事務仕事を任されている杉本さん。杉本さんのもとに資料が届くと、ミスがないかチェックするだけでなく、社長や会長がスムーズに仕事ができるように工夫している。また、「自分はドライバーと会社の懸け橋。家庭で言えば母親のような役割」と笑顔で話し、「今では足音や車両の音で誰か帰ってきたか分かる」と、日頃から周りを見ながら仕事をしている。

その観察力は鋭い。ドライバーとコミュニケーションを図る際、顔の表情など、ちょっとした変化も見逃さず、体調などを把握しているという。それを会長や社長に伝え、配車を組む際に役立てている。「ドライバーは仕事上、どうしても無理をしてしまうことが多い。コミュニケーションを取る中で、それを伝える役目だと思っている」と説明する。

杉本さんは同社に夫婦で勤めているため、メリハリをつけて働くようにしているという。「夫婦ということで、ドライバーやほかの従業員に気を遣われて社内の雰囲気を悪くしたくない。仕事着を着た瞬間にスイッチを入れ、切り替えている」と仕事と家庭に境界線をはっきりさせ、仕事に取り組んでいる。

会長から教わったことを現社長に伝えていきたいと考えているとも。「社長が変わり、少しでもいい方向に会社が行くように協力していきたい。
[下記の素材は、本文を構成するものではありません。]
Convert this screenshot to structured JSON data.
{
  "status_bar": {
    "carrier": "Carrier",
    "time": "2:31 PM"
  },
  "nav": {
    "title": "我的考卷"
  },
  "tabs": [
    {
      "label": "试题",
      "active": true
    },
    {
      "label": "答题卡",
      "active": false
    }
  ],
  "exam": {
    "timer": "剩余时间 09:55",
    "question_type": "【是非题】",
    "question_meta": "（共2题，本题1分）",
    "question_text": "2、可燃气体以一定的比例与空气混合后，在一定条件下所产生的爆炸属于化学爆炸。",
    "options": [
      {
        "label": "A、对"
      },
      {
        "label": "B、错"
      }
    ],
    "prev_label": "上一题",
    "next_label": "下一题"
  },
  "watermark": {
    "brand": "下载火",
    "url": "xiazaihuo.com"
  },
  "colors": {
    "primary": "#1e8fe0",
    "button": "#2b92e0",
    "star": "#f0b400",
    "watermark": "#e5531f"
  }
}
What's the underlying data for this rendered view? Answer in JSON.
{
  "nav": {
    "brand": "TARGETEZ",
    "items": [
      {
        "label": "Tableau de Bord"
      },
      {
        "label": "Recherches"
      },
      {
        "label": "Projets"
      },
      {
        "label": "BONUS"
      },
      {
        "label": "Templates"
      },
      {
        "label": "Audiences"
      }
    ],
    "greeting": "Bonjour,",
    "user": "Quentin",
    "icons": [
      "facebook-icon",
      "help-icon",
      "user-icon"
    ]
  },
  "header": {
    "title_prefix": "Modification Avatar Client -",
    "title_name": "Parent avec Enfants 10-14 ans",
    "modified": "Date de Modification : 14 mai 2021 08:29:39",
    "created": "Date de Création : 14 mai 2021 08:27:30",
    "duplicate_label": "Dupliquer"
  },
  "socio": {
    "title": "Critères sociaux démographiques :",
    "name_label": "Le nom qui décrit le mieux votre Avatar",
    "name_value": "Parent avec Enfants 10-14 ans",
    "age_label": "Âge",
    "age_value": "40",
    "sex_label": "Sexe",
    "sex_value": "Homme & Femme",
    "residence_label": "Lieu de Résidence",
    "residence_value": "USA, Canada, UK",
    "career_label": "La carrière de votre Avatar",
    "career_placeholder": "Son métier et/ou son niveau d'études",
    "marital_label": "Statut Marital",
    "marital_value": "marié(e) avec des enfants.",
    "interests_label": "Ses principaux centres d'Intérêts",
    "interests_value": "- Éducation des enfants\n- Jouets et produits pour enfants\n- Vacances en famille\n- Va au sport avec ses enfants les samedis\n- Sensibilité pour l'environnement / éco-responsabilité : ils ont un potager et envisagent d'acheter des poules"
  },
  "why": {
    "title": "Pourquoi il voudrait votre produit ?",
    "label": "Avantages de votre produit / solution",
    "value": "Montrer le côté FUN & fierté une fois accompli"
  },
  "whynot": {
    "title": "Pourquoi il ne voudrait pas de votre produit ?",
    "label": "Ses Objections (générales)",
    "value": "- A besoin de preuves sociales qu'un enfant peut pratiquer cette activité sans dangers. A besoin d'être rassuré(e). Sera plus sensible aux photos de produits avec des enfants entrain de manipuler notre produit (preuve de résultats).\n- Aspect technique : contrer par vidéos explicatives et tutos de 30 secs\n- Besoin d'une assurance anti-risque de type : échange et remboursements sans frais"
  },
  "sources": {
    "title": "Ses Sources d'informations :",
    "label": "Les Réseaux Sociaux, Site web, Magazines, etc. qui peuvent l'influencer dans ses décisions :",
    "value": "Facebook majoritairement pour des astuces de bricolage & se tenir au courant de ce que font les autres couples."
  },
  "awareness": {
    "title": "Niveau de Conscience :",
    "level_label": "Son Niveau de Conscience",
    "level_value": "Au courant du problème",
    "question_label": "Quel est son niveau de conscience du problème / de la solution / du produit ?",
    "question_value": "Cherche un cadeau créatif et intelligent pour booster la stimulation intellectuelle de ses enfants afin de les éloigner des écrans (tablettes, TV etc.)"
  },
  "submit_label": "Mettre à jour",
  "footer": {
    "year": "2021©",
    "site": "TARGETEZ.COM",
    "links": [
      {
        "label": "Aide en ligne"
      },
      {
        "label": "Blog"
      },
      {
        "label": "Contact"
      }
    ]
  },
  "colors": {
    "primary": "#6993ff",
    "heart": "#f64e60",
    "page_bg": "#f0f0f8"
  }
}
縁あって勤めている会社の役に立ちたい」と話してくれた。

中須賀基幸社長は「事務所を空けられるのも杉本さんがいてくれるから。ドライバーのことも一人ひとり理解してくれているので、少しの変化でも、すぐに伝えてくれるため助かっている。これからも頑張ってほしい」と今後も頼りになる存在と期待を寄せている。